Рядом с Одинцовым стоял комдив. Он курил, глубоко затягиваясь. Наконец начальник КП положил перед командующим радиограмму. В ней было коротко: «В 17-00 истребители-бомбардировщики нанесли удар...»
Перед разбором учений к комдиву подошел полковник из войск противовоздушной обороны.
— Задали ваши летчики нам работенки, — посетовал он, но заключил с восторгом: — Молодцы! Отлично действовали!
— Это вот товарищ командующий постарался, — улыбнулся тепло комдив, и по его голосу нетрудно было понять: наконец-то он оценил значение психологической подготовки летчиков.
Старый знакомый
Наш экипаж готовился к вылету. В Соединенных Штатах мы пробыли десять дней, но и за это время изрядно стосковались по Родине.
Вылет был назначен на завтра.
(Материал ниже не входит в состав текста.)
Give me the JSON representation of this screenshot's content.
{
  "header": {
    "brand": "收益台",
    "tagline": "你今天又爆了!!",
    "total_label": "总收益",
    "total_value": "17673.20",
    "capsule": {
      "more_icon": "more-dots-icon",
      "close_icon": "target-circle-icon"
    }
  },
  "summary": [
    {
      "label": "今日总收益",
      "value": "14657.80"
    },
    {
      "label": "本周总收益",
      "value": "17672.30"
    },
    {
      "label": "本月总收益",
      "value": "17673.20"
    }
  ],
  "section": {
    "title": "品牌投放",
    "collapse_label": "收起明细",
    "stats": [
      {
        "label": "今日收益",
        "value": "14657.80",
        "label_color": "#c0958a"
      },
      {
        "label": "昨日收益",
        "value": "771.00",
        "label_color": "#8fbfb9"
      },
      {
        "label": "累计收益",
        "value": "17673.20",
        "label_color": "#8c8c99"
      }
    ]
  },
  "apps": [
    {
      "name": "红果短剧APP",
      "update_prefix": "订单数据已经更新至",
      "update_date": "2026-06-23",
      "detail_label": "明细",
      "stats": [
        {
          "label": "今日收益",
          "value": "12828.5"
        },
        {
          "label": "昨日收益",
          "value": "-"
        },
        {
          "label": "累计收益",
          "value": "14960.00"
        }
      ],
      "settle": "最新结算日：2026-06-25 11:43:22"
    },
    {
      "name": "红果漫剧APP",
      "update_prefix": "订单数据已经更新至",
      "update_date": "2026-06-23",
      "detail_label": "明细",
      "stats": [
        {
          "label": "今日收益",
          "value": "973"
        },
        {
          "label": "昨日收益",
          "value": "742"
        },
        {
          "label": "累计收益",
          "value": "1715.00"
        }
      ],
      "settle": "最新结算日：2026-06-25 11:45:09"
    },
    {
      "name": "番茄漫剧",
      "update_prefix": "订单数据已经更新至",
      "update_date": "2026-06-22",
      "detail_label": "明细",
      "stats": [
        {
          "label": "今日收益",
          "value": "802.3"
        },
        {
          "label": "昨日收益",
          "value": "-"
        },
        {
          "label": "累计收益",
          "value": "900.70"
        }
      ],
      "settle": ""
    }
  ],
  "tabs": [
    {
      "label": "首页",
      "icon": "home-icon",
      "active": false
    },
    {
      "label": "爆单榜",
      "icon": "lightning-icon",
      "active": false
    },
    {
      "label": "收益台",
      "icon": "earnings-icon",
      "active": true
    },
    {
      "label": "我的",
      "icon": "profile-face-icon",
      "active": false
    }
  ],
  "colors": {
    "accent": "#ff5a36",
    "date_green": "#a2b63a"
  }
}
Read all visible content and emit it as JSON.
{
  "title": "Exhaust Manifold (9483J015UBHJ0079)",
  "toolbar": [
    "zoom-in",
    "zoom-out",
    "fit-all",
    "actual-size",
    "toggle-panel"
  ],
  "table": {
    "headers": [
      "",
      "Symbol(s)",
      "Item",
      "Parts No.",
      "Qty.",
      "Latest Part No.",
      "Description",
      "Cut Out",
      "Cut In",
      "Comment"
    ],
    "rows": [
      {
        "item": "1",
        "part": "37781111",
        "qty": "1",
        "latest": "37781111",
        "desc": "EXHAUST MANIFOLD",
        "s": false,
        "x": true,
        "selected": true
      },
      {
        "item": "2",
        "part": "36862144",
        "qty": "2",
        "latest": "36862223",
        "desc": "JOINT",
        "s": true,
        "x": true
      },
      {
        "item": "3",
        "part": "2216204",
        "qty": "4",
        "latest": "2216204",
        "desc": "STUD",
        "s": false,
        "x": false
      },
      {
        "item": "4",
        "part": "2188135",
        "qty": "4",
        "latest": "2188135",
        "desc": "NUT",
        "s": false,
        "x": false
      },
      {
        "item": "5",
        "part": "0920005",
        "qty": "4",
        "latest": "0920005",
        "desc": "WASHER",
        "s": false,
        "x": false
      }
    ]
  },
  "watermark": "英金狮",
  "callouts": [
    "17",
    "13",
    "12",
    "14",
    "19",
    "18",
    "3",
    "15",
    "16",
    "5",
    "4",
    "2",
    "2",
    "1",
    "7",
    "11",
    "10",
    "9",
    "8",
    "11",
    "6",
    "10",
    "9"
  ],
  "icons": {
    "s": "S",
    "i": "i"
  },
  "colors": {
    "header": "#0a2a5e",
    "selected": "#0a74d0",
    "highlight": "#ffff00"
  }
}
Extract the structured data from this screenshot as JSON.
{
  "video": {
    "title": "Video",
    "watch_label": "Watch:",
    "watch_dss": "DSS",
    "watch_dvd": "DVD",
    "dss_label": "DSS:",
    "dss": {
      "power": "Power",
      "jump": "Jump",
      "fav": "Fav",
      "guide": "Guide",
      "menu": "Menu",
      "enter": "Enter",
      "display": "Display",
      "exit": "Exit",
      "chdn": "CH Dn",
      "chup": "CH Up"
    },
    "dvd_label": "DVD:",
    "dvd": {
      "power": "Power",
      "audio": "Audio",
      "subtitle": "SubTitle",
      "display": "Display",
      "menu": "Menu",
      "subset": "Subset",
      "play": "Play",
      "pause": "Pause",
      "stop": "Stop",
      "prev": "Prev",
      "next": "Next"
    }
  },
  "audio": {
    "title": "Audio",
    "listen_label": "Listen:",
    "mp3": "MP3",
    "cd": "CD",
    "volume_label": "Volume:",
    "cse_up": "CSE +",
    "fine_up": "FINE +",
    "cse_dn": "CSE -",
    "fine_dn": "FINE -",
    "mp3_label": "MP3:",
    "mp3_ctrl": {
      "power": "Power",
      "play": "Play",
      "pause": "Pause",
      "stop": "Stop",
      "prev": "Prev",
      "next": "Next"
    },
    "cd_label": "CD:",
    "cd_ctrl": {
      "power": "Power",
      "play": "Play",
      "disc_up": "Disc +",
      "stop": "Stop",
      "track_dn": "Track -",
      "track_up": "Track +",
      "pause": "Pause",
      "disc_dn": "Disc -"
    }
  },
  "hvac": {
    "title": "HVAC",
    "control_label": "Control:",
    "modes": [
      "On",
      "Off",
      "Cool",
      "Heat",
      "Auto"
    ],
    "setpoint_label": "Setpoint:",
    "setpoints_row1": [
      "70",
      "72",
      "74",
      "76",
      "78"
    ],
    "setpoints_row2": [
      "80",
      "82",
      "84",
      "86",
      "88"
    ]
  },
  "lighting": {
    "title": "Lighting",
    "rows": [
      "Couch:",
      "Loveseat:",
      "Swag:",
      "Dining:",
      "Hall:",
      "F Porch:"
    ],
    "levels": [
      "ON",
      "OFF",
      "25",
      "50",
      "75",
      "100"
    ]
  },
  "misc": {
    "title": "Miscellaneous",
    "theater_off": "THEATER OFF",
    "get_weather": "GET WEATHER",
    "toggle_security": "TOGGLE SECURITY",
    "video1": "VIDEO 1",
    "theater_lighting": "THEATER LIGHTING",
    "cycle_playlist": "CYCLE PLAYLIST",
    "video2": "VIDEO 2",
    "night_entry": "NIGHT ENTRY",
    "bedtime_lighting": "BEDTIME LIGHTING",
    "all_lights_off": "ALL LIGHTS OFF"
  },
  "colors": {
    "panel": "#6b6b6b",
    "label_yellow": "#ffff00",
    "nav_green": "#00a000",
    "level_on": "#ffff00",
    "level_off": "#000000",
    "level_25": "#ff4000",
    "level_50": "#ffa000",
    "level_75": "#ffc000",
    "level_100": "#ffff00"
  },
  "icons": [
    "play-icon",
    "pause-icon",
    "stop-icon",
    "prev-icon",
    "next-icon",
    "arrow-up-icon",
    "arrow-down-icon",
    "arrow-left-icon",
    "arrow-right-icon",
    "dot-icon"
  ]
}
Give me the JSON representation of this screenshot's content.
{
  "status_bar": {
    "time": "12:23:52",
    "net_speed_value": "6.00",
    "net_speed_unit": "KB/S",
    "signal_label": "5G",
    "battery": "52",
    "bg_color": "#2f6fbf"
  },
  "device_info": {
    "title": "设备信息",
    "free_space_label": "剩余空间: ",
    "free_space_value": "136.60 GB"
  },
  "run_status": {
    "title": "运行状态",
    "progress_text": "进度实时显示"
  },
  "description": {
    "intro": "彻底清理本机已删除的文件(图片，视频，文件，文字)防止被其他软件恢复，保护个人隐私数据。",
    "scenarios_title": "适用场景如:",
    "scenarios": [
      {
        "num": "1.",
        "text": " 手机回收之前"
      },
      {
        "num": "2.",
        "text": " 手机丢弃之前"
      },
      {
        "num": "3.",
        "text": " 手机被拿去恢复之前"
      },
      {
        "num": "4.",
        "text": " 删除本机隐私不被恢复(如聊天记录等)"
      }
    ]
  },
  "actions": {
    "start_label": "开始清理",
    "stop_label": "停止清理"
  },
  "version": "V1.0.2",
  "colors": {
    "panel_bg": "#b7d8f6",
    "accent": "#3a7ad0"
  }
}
Утром я съездил на аэродром, осмотрел самолет, дал указания бортовому инженеру, сколько заправить топлива в баки, а после обеда зашел к своему давнему приятелю, работавшему в советском консульстве. Пробыл я в консульстве около часа, вернувшись в гостиницу, в вестибюле у окна увидел высокого мужчину в потертой кожаной куртке. Он смотрел на улицу, лица его не было видно. То ли потому, что на нем была куртка американского летчика, то ли по другим причинам, но я задержал на нем взгляд. Когда поравнялся [200] с ним, он повернул голову. Чуть не вскрикнув от удивления, я остановился. Передо мной стоял старый знакомый, американский летчик Алексей Раполенко.